L’ampio dibattito di queste settimane sulla didattica a distanza ha fatto breccia in tutti gli strati dell’istruzione. Come se la tecnologia informatica non avesse mai scalfito le nostre abitudini, ci siamo trovati a fare per la prima volta i conti con un tangibile processo di smaterializzazione intellettuale. A nulla varrà dire che siamo in enorme ritardo rispetto ai sistemi educativi delle civiltà avanzate. Pachidermici, entriamo nel merito di una questione divenuta ineludibile per contingenza, quand’essa avrebbe dovuto diventare ineludibile per evoluzione.
Taluni prefigurano la fine del docente in carne ed ossa, spostando il dibattito verso il rischio occupazionale e generando ulteriore preoccupazione ed incertezza; avventurieri, immaginano che la tragedia ci dia agio di continuare la carriera lavorando da casa fino alla pensione. Nel mentre, le esigenze del giovani vengono messe in subordine ora come ai tempi della Pantera, ma senza la rabbia ferina di allora.
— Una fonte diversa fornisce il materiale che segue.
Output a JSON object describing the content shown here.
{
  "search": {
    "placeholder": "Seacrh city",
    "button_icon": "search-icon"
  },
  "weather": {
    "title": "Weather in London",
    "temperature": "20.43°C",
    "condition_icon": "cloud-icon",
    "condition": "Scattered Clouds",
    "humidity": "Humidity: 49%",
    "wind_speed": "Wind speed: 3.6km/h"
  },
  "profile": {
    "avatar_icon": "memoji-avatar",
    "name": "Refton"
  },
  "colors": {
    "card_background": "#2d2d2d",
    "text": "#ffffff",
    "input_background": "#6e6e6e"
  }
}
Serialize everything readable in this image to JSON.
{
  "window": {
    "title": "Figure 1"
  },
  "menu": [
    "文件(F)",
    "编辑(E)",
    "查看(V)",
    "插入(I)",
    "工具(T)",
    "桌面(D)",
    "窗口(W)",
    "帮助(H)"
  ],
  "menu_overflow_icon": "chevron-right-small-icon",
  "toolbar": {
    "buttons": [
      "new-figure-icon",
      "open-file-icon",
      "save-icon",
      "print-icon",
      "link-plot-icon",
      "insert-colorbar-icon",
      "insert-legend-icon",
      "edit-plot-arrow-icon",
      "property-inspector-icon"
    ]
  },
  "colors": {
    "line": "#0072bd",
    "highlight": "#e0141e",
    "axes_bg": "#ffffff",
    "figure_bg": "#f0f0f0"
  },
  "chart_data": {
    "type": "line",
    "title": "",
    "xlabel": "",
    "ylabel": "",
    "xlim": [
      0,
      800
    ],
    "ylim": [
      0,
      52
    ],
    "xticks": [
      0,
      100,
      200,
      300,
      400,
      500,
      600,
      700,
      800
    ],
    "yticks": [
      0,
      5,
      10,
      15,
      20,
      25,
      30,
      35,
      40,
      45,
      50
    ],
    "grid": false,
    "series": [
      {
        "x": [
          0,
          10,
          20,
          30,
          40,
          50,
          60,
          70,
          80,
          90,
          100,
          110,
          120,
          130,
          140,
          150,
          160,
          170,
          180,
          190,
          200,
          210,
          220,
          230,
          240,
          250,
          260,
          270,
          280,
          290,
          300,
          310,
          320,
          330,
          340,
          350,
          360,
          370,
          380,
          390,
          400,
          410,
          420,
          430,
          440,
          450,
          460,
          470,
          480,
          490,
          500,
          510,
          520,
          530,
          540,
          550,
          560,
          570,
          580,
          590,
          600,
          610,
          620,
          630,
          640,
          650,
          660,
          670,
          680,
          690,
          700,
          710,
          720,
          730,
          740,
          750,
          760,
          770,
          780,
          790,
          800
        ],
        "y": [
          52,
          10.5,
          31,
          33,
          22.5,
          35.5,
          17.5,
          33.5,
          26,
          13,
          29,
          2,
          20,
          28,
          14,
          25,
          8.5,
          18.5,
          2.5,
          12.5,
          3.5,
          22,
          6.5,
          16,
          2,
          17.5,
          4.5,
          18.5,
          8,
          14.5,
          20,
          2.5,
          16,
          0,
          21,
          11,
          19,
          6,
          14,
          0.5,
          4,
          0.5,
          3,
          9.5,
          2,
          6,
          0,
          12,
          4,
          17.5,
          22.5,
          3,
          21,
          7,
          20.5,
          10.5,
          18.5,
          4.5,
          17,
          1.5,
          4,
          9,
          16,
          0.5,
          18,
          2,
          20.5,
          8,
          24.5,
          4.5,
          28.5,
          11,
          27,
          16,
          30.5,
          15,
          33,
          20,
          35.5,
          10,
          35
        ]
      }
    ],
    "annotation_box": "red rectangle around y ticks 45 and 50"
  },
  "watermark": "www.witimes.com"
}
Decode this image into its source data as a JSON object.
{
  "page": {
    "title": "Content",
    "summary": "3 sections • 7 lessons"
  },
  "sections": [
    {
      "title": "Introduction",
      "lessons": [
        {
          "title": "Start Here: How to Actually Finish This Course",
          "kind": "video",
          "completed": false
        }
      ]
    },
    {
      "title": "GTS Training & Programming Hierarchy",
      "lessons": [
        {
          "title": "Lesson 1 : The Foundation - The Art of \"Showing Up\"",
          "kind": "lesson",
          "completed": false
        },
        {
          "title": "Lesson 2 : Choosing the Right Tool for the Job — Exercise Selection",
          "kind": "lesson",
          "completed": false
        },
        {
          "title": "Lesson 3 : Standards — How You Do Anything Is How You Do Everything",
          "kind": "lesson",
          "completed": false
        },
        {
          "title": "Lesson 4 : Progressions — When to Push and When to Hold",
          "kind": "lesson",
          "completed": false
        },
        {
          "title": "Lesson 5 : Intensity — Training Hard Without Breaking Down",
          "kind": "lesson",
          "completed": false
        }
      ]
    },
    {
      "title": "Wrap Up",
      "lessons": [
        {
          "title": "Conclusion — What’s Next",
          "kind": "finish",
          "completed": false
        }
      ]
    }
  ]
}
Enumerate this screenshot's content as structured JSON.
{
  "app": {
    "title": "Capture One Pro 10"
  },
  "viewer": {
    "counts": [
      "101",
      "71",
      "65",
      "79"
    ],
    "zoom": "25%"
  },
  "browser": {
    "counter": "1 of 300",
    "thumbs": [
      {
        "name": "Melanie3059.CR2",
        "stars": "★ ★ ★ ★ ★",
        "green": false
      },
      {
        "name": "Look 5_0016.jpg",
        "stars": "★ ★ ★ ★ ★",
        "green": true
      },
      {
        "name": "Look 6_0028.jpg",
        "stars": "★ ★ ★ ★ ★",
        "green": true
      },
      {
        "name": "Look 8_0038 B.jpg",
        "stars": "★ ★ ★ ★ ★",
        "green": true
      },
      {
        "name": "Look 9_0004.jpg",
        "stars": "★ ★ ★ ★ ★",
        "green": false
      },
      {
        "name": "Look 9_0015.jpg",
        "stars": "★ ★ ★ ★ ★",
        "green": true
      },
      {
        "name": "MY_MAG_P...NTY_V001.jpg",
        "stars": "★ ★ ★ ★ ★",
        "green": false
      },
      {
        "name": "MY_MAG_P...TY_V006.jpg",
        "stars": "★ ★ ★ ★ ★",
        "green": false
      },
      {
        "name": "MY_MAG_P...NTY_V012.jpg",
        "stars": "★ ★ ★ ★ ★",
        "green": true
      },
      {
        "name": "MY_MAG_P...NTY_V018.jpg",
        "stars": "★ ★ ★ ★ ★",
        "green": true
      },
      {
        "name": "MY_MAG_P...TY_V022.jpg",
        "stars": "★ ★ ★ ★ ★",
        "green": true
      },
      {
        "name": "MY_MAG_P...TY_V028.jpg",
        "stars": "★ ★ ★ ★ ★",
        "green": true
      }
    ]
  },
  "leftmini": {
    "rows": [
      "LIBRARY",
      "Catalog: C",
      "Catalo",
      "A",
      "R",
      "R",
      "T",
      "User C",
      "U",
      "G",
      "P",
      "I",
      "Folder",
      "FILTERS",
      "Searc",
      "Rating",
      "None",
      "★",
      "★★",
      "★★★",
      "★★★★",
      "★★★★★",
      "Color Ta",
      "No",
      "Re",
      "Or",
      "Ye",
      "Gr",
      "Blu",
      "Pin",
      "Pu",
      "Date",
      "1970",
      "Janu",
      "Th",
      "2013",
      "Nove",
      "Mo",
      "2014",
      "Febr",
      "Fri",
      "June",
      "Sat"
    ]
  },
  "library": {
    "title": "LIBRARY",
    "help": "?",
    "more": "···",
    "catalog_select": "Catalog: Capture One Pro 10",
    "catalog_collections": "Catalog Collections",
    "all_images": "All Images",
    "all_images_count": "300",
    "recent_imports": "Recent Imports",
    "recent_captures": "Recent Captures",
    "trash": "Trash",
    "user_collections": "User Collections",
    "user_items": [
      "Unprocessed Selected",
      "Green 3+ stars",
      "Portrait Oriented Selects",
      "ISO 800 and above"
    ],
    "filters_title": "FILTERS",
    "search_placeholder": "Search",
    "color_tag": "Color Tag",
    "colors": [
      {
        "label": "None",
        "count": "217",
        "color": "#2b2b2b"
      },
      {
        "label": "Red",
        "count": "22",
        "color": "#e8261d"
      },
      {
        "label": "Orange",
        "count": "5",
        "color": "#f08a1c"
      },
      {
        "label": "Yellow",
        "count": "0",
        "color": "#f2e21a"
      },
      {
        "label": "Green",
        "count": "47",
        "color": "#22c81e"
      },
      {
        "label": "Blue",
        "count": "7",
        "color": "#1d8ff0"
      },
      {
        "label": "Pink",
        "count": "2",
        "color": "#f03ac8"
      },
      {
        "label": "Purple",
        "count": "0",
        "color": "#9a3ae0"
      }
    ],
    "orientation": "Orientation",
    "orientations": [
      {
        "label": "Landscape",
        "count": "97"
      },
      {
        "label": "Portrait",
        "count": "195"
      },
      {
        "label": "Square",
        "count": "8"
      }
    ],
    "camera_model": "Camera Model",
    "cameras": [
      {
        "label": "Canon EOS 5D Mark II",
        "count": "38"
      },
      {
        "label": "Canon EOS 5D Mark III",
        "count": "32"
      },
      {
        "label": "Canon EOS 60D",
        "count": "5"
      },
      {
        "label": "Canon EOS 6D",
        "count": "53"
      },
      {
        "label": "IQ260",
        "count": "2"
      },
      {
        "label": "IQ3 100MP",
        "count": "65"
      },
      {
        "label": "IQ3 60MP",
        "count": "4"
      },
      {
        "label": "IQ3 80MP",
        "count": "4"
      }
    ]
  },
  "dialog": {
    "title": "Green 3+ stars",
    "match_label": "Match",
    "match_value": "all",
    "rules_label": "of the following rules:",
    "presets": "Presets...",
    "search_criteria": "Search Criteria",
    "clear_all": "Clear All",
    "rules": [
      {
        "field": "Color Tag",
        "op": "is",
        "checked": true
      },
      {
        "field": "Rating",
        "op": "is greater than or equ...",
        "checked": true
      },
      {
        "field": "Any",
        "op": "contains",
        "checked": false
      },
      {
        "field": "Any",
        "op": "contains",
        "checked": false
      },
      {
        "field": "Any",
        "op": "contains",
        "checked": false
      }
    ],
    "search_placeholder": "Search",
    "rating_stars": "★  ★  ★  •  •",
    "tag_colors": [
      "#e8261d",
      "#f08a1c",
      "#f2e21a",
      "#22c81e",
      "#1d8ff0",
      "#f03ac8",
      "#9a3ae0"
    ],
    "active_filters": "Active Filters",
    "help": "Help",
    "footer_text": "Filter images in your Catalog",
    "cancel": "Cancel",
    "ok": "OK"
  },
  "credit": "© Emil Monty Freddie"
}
Il fatto è che nei prossimi mesi della didattica a distanza non si potrà fare a meno se non mettendo a rischio l’intero sistema; che una pronta risposta alla pandemia per il tramite del dialogo nell’asse sociale istituto-docente-allievo-famiglia, sta garantendo continuità di rapporto. Pur sapendo benissimo che l’insegnamento è arte dell’incontro, so altrettanto bene che una frattura netta, anche solo di un anno, in quel fragile asse, equivarrebbe ad una futura ricostruzione come dopo una guerra e le guerre, si sa, mietono le maggiori vittime tra i più giovani
L’esperienza di formatore nel tempo del Covid19 l’affronto così: con la curiosità di chi ama la vita e le sue inattese novità. Insegnare Storia dell’arte dalla quarta parete di un computer non ha lo stesso sapore dell’aula, ma costringe a un esercizio virtuoso. La voce scorre velocemente, non c’è tempo per rimestare pensieri, devi trovare, trovare, trovare. L’occhio è in continua fibrillazione, la sintassi è completamente nuova. I ragazzi sembrano apprezzare; il livello di interazione non è maggiore che in aula, ma differente. Le domande si fanno più argute, le risposte ponderate. Finita la lezione organizzo le idee senza pigrizia, seleziono le fonti migliori, elaboro nuove strategie. Insomma, vivo. Una vitalità che non sostituisce la bellezza del confronto diretto ma vi si affianca con dignità, squarciando il velatino tra me e loro, così giovani, così diversi.
Penso sempre alla città cinese di Shenzhen, una megalopoli nuova che sarebbe piaciuta molto al futurista Sant’Elia, in cui i giovani abitanti vengono assunti a sedici anni e tutti parlano la lingua della post modernità. Ci penso e misuro la nostra distanza. Non mi date del provinciale, la mia è una deriva esotica.